Remediation of Arsenic Contaminated Soil Using Phosphate and Colloidal Gas Aphron Suspensions Produced from Sapindus mukorossi

  • Soumyadeep Mukhopadhyay
  • Sumona Mukherjee
  • Mohd Ali Hashim
  • Bhaskar Sen Gupta
Article

Abstract

Phosphate and colloidal gas aphrons (CGAs) generated from saponin extracted from Sapindus mukorossi fruit, were evaluated for washing low levels of arsenic from an iron rich soil. Phosphate is one of the most commonly dispersed chemicals that increases arsenic mobility in soil due to their structural similarities, making it an important factor in arsenic removal process. Column washing experiments were performed with CGAs in down flow and up flow modes on soil of pH 5 and 6. Soapnut CGAs, when paired with phosphate removed up to 95 % arsenic while soapnut CGAs alone could only remove up to 70 % arsenic. The presence of phosphate improved efficiency of soapnut solution by up to 35 %. SEM image of washed soil revealed minor corrosion of soil surface while using phosphate with soapnut. Therefore, the addition of phosphates would have positive impact on soil washing using soapnut saponin.

Keywords

Arsenic Soapnut Sapindus mukorossi Soil remediation Colloidal gas aphrons 

USEPA has classified arsenic as a human carcinogen. Soil and water pollution through mining, smelting, coal burning, wood preservation and illegal waste dumping activities releases arsenic in ecosystem (Tokunaga and Hakuta 2002). In a recent study, soil of golf course was found to be contaminated with arsenic sourced from seaweed fertiliser (O’Neill et al. 2014). Usual screening concentration of arsenic in soil usually varies in the range of 10–16 mg Kg−1 for industrial soil (DOE Malaysia 2009). Arsenic and other contaminants can be removed from soil through a host of technologies including bioremediation and soil washing with surfactants and other chemicals (Jang et al. 2005; Majumder et al. 2013; Mukhopadhyay et al. 2015a).

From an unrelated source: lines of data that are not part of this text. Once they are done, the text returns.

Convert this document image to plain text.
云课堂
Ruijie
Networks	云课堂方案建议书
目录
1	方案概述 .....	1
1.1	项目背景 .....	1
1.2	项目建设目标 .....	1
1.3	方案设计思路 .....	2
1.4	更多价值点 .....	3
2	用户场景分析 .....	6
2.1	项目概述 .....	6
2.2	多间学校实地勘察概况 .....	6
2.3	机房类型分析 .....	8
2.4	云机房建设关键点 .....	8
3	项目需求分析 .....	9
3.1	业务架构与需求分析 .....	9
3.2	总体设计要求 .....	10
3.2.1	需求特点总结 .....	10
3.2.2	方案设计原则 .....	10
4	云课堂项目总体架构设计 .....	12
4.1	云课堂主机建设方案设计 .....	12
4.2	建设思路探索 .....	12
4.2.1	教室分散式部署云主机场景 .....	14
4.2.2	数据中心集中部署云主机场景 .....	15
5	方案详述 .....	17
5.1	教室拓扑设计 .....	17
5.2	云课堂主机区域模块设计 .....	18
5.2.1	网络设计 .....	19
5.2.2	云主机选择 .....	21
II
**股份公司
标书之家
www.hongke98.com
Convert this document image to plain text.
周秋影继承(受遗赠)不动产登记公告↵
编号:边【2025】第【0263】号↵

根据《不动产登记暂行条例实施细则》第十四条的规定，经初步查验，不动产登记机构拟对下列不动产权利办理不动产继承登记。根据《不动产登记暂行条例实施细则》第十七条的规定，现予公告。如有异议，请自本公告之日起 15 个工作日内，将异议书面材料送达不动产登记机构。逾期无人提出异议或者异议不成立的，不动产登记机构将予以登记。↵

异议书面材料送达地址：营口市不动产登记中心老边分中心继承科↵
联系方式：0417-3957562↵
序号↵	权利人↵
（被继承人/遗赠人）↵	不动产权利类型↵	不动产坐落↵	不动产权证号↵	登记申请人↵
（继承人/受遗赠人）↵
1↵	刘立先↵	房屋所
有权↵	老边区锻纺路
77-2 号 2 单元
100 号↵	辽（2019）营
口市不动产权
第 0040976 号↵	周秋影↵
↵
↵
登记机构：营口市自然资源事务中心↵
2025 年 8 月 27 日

CGAs have shown excellent potential as separation agents for contaminant removal from liquid and soil matrices (Hashim et al. 2012). Saponin, a natural surfactant obtained from the fruit pericarp of Sapindus mukorossi or soapnut has been used for removing organic and inorganic contaminants including arsenic from soil (Mukhopadhyay et al. 2013, 2015a; Roy et al. 1997; Song et al. 2008). Phosphates (PO43−) share chemical properties and structural similarities with arsenates (AsO43−) and have been frequently used for removing arsenic from soil. Alam et al. (2001) extracted up to 40 % arsenic from a yellow/brown forest soil by 0.9 M phosphate solution. Other researchers (Tokunaga and Hakuta 2002) also removed 80 %–99 % of the bound arsenic from contaminated soil by phosphate and phosphoric acids. Zeng et al. (2008) found that KH2PO4 at lower concentration was less corrosive than H3PO4. Hence, KH2PO4 was used in the present work in the range of 50–150 mM in combination with saponin extracted from soapnut to extract arsenic from soil.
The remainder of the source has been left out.